IN PERFORMANCE: CLASSICAL MUSIC; Flight From Tonality, All the Way to California

By Bernard Holland,
Published March 26, 2003

Southwest Chamber Music Cooper Union

Historically the chief executive officer of the Second Viennese School, Arnold Schoenberg nevertheless spent the last third of his long composing life in Southern California. The secure professorships escaped Schoenberg and his family, and a genteel hand-to-mouth existence became their lot, but there were the compensations of tea with Charlie Chaplin and tennis with the Marx Brothers. Schoenberg wrote a lot of music, too.

Southwest Chamber Music presented ''Schoenberg in L.A.'' at Cooper Union on Thursday and Friday evenings. Thursday's rain-soaked and war-nervous audience indicated that partisanship for this repertory is far from dead. Indeed, the Fourth String Quartet is one of the more convincing arguments for Schoenberg's flight from tonality. Passionate and densely organized, this music carries the deep, thoughtful seriousness of Brahms into an uncertain world. Listening to the ever-multiplying chains of thought and the search for a new kind of harmonic rootedness was a little like contemplating 16th-century Spanish explorers sailing up the Amazon: courageous, intrepid and with no real idea of where they were going.

Also on Thursday were ''Phantasy'' for violin and piano and the ''Ode to Napoleon,'' a melodrama in both the old and new meanings of the word. The narration from Byron is embedded in the music, following its rhythmic turns and responding periodically to its musical tones.

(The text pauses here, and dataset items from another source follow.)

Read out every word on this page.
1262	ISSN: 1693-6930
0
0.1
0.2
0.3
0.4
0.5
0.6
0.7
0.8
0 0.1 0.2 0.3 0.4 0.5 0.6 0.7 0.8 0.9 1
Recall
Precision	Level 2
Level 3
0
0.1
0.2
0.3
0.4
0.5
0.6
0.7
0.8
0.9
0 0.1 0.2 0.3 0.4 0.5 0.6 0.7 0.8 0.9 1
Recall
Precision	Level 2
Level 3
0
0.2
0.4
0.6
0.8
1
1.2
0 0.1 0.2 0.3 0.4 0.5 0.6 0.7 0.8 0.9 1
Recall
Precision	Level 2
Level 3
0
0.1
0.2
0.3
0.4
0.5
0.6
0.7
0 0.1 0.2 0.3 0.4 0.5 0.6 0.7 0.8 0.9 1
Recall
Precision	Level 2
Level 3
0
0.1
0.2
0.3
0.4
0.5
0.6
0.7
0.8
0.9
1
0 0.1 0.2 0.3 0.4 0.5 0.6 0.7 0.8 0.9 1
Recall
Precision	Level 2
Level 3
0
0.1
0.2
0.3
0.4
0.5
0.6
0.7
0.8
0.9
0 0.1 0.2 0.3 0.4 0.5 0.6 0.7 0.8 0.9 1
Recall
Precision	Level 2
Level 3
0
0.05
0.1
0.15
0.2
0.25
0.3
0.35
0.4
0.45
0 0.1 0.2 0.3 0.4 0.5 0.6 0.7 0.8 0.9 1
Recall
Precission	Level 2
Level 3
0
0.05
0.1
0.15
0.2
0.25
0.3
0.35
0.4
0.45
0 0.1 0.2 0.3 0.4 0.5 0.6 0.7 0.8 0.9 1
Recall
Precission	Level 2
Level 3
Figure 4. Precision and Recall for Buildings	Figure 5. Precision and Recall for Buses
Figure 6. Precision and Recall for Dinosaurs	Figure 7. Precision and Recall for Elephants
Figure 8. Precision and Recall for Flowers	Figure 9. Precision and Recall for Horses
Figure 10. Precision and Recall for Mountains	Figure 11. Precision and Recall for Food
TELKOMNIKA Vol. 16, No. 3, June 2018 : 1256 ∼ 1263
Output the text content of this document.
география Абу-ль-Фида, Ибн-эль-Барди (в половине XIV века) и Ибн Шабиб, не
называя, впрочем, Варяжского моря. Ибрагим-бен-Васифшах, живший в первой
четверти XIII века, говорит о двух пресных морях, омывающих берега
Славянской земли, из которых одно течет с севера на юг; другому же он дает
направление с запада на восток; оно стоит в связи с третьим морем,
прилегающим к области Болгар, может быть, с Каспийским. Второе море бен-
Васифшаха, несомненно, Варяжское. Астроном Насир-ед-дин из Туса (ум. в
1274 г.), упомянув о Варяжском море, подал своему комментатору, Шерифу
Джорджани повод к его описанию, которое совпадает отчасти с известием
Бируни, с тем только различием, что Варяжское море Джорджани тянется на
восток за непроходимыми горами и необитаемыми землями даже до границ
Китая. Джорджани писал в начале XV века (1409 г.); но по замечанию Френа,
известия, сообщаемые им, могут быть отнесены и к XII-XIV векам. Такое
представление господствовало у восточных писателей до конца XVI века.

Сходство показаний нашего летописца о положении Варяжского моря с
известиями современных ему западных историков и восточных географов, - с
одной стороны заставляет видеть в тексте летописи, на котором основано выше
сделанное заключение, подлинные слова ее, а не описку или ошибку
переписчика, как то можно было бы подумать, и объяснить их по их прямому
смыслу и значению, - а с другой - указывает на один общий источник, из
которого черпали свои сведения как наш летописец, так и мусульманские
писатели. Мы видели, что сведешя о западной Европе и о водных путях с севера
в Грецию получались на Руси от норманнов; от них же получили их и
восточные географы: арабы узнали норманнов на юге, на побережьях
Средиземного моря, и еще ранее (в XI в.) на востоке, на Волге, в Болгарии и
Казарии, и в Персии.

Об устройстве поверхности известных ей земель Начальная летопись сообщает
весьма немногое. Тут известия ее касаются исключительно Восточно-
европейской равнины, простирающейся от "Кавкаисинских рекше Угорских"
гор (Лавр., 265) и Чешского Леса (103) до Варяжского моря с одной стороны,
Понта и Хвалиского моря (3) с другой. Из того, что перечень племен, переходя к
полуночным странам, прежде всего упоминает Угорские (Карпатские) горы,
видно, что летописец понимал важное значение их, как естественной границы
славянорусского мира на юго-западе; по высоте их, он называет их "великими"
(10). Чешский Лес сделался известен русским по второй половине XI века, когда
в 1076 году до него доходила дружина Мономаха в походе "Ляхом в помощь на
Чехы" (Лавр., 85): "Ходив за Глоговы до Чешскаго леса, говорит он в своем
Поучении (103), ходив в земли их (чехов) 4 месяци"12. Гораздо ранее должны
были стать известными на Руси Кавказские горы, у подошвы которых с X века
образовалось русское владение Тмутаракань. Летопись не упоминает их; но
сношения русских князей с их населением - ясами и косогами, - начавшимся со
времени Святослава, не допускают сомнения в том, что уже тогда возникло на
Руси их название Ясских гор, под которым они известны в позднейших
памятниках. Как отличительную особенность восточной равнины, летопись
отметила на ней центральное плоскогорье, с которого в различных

Like ''Pierrot Lunaire,'' the ode expands on the 19th-century words-with-music formula, but its frenetic, sometimes nearly hysterical tone is melodrama in another sense.

The Southwest players -- Mark Menzies, Gayle Blankenburg, Johnny Chang, Jan Karlin and Paula Fehrenbach, with the reciter Michael Ingham and the conductor Jeff von der Schmidt -- emphasized the oldness lurking behind newness, creating an excellent equipoise between a Romantic past and a brave future. Phyllis Bryn-Julson had announced she was ending her performing career with ''Pierrot Lunaire'' on Friday. She has been one of a handful of pitch-perfect performers acting in symbiosis with avant-garde composers hard-pressed to find the competent singer-musician. They will miss her.